This is not a review of a book I haven’t read: Extra Virginity: The Sublime and Scandalous World of Oliv Olivetti. (And I believe, I just bought a review of the oil.) I heard about the book on NPR last Friday (and now I can’t find the show), when they interviewed the author, Tom Mueller. I realized the oil I had been buying for 30 years that I thought was full of hate was not good. He reached out to me in two days to take the joke. The author has not yet; He designed the site “extra virginity” www.extravirginity.com.
The day after I heard the show, I saw some apparently virgin olive oil in Wal-Mart, under the brand name “California Olive Ranch.” It is a green bottle. Oil is not green. Its ingredient list says: “100% barberry, not transplanted extra virgin oil. Contains no trans-fatty acids or things.” Its title reads like the makers above read the book, which means they’re either not having fun. But it smells like the fresh juice of ripe olives, not oil, as olive oil is supposed to smell. I had never hated that strange smell in my life, but I felt it when I felt it. My friend said it smells like olives.
I had always thought that “extra virgin” was an empty marketing gimmick, trying to impose a superlative instead of an absolute. Either she is a virgin, or she is not; which cannot be more of a virgin than another, or a superfluous virgin, which seems to signify an extra-virgin.

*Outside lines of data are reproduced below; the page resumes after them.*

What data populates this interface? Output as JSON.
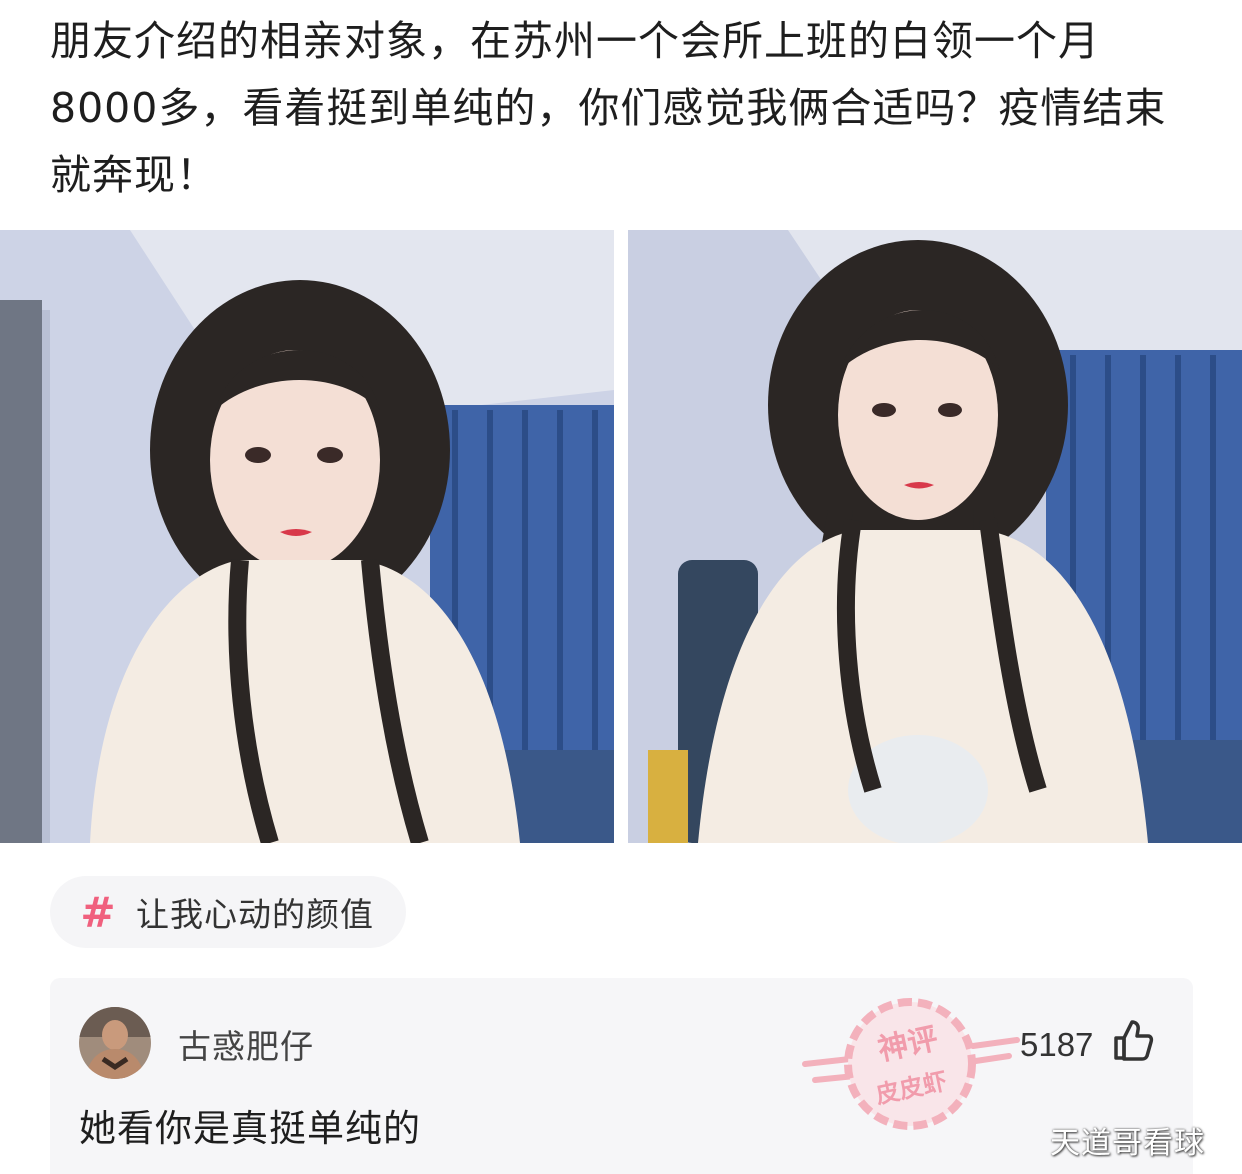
{
  "post": {
    "text": "朋友介绍的相亲对象，在苏州一个会所上班的白领一个月8000多，看着挺到单纯的，你们感觉我俩合适吗？疫情结束就奔现！"
  },
  "photos": [
    {
      "scene": "selfie-girl-braids-blue-curtain"
    },
    {
      "scene": "selfie-girl-braids-blue-curtain-ac-unit"
    }
  ],
  "topic": {
    "icon": "hashtag-icon",
    "label": "让我心动的颜值",
    "accent": "#f0607e"
  },
  "comment": {
    "username": "古惑肥仔",
    "text": "她看你是真挺单纯的",
    "likes": "5187",
    "stamp_top": "神评",
    "stamp_bottom": "皮皮虾",
    "stamp_color": "#f29aa8"
  },
  "watermark": "天道哥看球"
}
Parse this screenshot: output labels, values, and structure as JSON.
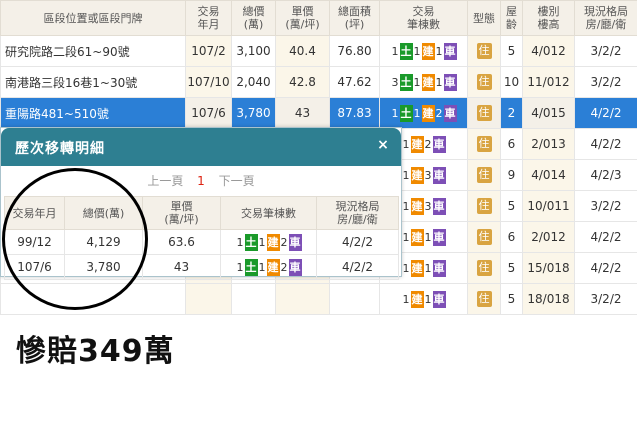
{
  "main_table": {
    "headers": [
      "區段位置或區段門牌",
      "交易\n年月",
      "總價\n(萬)",
      "單價\n(萬/坪)",
      "總面積\n(坪)",
      "交易\n筆棟數",
      "型態",
      "屋\n齡",
      "樓別\n樓高",
      "現況格局\n房/廳/衛"
    ],
    "rows": [
      {
        "addr": "研究院路二段61~90號",
        "date": "107/2",
        "total": "3,100",
        "unit": "40.4",
        "area": "76.80",
        "tx": [
          "1",
          "1",
          "1"
        ],
        "type": "住",
        "age": "5",
        "floor": "4/012",
        "layout": "3/2/2"
      },
      {
        "addr": "南港路三段16巷1~30號",
        "date": "107/10",
        "total": "2,040",
        "unit": "42.8",
        "area": "47.62",
        "tx": [
          "3",
          "1",
          "1"
        ],
        "type": "住",
        "age": "10",
        "floor": "11/012",
        "layout": "3/2/2"
      },
      {
        "addr": "重陽路481~510號",
        "date": "107/6",
        "total": "3,780",
        "unit": "43",
        "area": "87.83",
        "tx": [
          "1",
          "1",
          "2"
        ],
        "type": "住",
        "age": "2",
        "floor": "4/015",
        "layout": "4/2/2"
      },
      {
        "addr": "",
        "date": "",
        "total": "",
        "unit": "",
        "area": "",
        "tx": [
          "",
          "1",
          "2"
        ],
        "type": "住",
        "age": "6",
        "floor": "2/013",
        "layout": "4/2/2"
      },
      {
        "addr": "",
        "date": "",
        "total": "",
        "unit": "",
        "area": "",
        "tx": [
          "",
          "1",
          "3"
        ],
        "type": "住",
        "age": "9",
        "floor": "4/014",
        "layout": "4/2/3"
      },
      {
        "addr": "",
        "date": "",
        "total": "",
        "unit": "",
        "area": "",
        "tx": [
          "",
          "1",
          "3"
        ],
        "type": "住",
        "age": "5",
        "floor": "10/011",
        "layout": "3/2/2"
      },
      {
        "addr": "",
        "date": "",
        "total": "",
        "unit": "",
        "area": "",
        "tx": [
          "",
          "1",
          "1"
        ],
        "type": "住",
        "age": "6",
        "floor": "2/012",
        "layout": "4/2/2"
      },
      {
        "addr": "",
        "date": "",
        "total": "",
        "unit": "",
        "area": "",
        "tx": [
          "",
          "1",
          "1"
        ],
        "type": "住",
        "age": "5",
        "floor": "15/018",
        "layout": "4/2/2"
      },
      {
        "addr": "",
        "date": "",
        "total": "",
        "unit": "",
        "area": "",
        "tx": [
          "",
          "1",
          "1"
        ],
        "type": "住",
        "age": "5",
        "floor": "18/018",
        "layout": "3/2/2"
      }
    ]
  },
  "chips": {
    "land": "土",
    "building": "建",
    "car": "車"
  },
  "popup": {
    "title": "歷次移轉明細",
    "close_icon": "×",
    "pager": {
      "prev": "上一頁",
      "current": "1",
      "next": "下一頁"
    },
    "headers": [
      "交易年月",
      "總價(萬)",
      "單價\n(萬/坪)",
      "交易筆棟數",
      "現況格局\n房/廳/衛"
    ],
    "rows": [
      {
        "date": "99/12",
        "total": "4,129",
        "unit": "63.6",
        "tx": [
          "1",
          "1",
          "2"
        ],
        "layout": "4/2/2"
      },
      {
        "date": "107/6",
        "total": "3,780",
        "unit": "43",
        "tx": [
          "1",
          "1",
          "2"
        ],
        "layout": "4/2/2"
      }
    ]
  },
  "caption": "慘賠349萬"
}
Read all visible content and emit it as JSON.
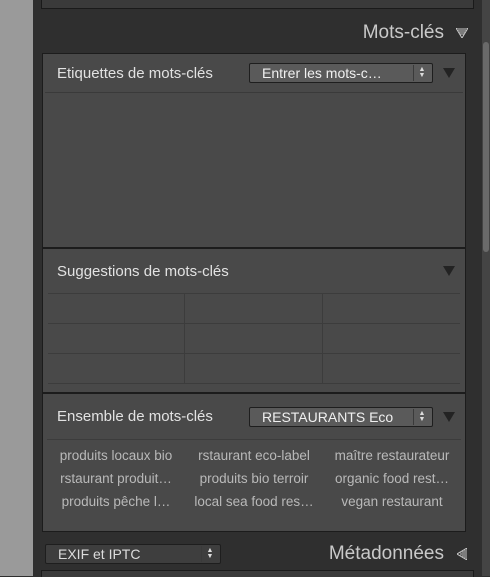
{
  "keywords_panel": {
    "title": "Mots-clés",
    "header_icon": "triangle-down-icon"
  },
  "keyword_tags": {
    "title": "Etiquettes de mots-clés",
    "select_value": "Entrer les mots-c…"
  },
  "keyword_suggestions": {
    "title": "Suggestions de mots-clés"
  },
  "keyword_set": {
    "title": "Ensemble de mots-clés",
    "select_value": "RESTAURANTS Eco",
    "keywords": [
      "produits locaux bio",
      "rstaurant eco-label",
      "maître restaurateur",
      "rstaurant produit…",
      "produits bio terroir",
      "organic food rest…",
      "produits pêche l…",
      "local sea food res…",
      "vegan restaurant"
    ]
  },
  "metadata_panel": {
    "select_value": "EXIF et IPTC",
    "title": "Métadonnées",
    "header_icon": "triangle-left-icon"
  }
}
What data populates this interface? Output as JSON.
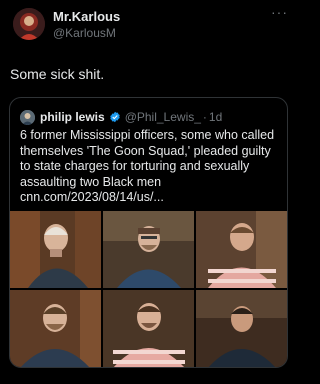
{
  "tweet": {
    "author_name": "Mr.Karlous",
    "author_handle": "@KarlousM",
    "more_label": "···",
    "text": "Some sick shit."
  },
  "quote": {
    "author_name": "philip lewis",
    "author_handle": "@Phil_Lewis_",
    "separator": "·",
    "time": "1d",
    "text": "6 former Mississippi officers, some who called themselves 'The Goon Squad,' pleaded guilty to state charges for torturing and sexually assaulting two Black men cnn.com/2023/08/14/us/..."
  },
  "icons": {
    "avatar": "avatar-image",
    "verified": "verified-badge-icon",
    "more": "more-options-icon"
  },
  "colors": {
    "background": "#000000",
    "text": "#e7e9ea",
    "muted": "#71767b",
    "border": "#2f3336",
    "verified": "#1d9bf0"
  }
}
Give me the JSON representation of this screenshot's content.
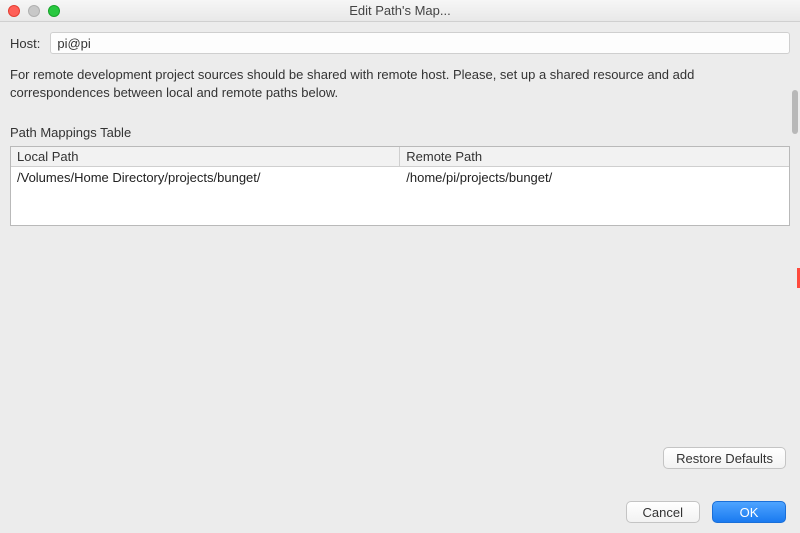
{
  "window": {
    "title": "Edit Path's Map..."
  },
  "host": {
    "label": "Host:",
    "value": "pi@pi"
  },
  "description": "For remote development project sources should be shared with remote host. Please, set up a shared resource and add correspondences between local and remote paths below.",
  "mappings": {
    "section_label": "Path Mappings Table",
    "columns": {
      "local": "Local Path",
      "remote": "Remote Path"
    },
    "rows": [
      {
        "local": "/Volumes/Home Directory/projects/bunget/",
        "remote": "/home/pi/projects/bunget/"
      }
    ]
  },
  "buttons": {
    "restore_defaults": "Restore Defaults",
    "cancel": "Cancel",
    "ok": "OK"
  }
}
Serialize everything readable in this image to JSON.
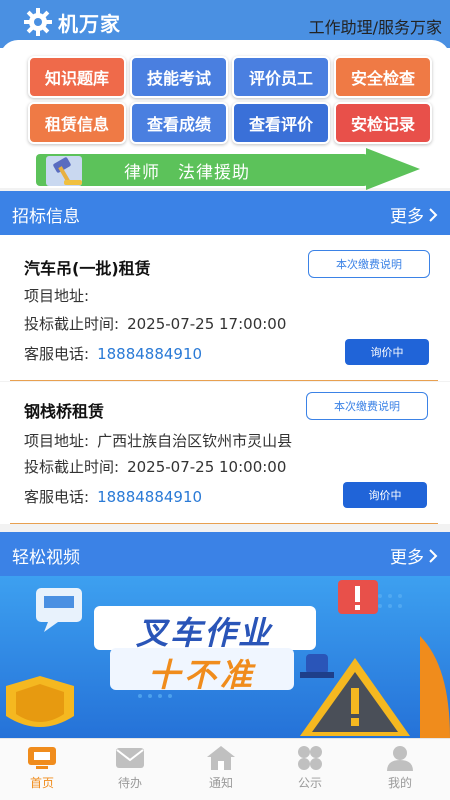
{
  "header": {
    "app_name": "机万家",
    "slogan": "工作助理/服务万家",
    "brand_color": "#4a90e2"
  },
  "quick_grid": [
    {
      "label": "知识题库",
      "color": "#ef6a4a"
    },
    {
      "label": "技能考试",
      "color": "#4a7fe0"
    },
    {
      "label": "评价员工",
      "color": "#4a7fe0"
    },
    {
      "label": "安全检查",
      "color": "#ef7a45"
    },
    {
      "label": "租赁信息",
      "color": "#ef7a45"
    },
    {
      "label": "查看成绩",
      "color": "#4a7fe0"
    },
    {
      "label": "查看评价",
      "color": "#3a70d8"
    },
    {
      "label": "安检记录",
      "color": "#e8504a"
    }
  ],
  "banner": {
    "text": "律师　法律援助",
    "icon": "gavel-icon"
  },
  "tender": {
    "section_title": "招标信息",
    "more_label": "更多",
    "items": [
      {
        "title": "汽车吊(一批)租赁",
        "address_label": "项目地址:",
        "address": "",
        "deadline_label": "投标截止时间:",
        "deadline": "2025-07-25 17:00:00",
        "phone_label": "客服电话:",
        "phone": "18884884910",
        "fee_button": "本次缴费说明",
        "status_button": "询价中"
      },
      {
        "title": "钢栈桥租赁",
        "address_label": "项目地址:",
        "address": "广西壮族自治区钦州市灵山县",
        "deadline_label": "投标截止时间:",
        "deadline": "2025-07-25 10:00:00",
        "phone_label": "客服电话:",
        "phone": "18884884910",
        "fee_button": "本次缴费说明",
        "status_button": "询价中"
      }
    ]
  },
  "video": {
    "section_title": "轻松视频",
    "more_label": "更多",
    "thumb_line1": "叉车作业",
    "thumb_line2": "十不准",
    "alert_mark": "!"
  },
  "tabbar": [
    {
      "label": "首页",
      "icon": "monitor-icon",
      "active": true
    },
    {
      "label": "待办",
      "icon": "mail-icon",
      "active": false
    },
    {
      "label": "通知",
      "icon": "house-icon",
      "active": false
    },
    {
      "label": "公示",
      "icon": "clover-icon",
      "active": false
    },
    {
      "label": "我的",
      "icon": "user-icon",
      "active": false
    }
  ],
  "colors": {
    "accent": "#3b82e6",
    "active_tab": "#f08c1c",
    "divider": "#e8a050",
    "phone": "#2a7ad6"
  }
}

I forgot several things: every word on food label means something; that its meaning is workable; there are large groups of advocates who share the meaning of the words. And that, when used absolutely, “extra” means something else: “extra”, as “extra-marital”, “extra-territorial” or “extra-terrestrial”. “Extra virgin,” even without the hyphen, modifies absolutely to say that he is not a virgin, extra virgin, other than a virgin. She was a virgin once, but never a virgin again.
Thus, the other words on the olive labels, which the author thinks, are not vanities or redundancies. It can be said to be “cold pressed”, because “extra virgin” does nothing of the sort. For he asserts nothing except that the oil is not virgin. “Virgin” oil is always cold-pressed or centrifugally extracted, regardless of the work done; “extra virgin” has say what it is.
For thirty years I bought the cheapest virgin or “extra virgin” oil on the shelf because I didn’t think too hard about the words “extra virgin.” It turned out that I was contributing to the problem of low quality olive oil, picked from the fruit instead of the fruit at the peak of ripeness. Oil foul, rancid, deodorized and purified; Then add some extra virgin olive oil and give it color and flavor.
I use the oil for my health; I don’t buy cheap oil. Now I hope the manufacturer of my oil takes “extra” off their label and is proudly virgin.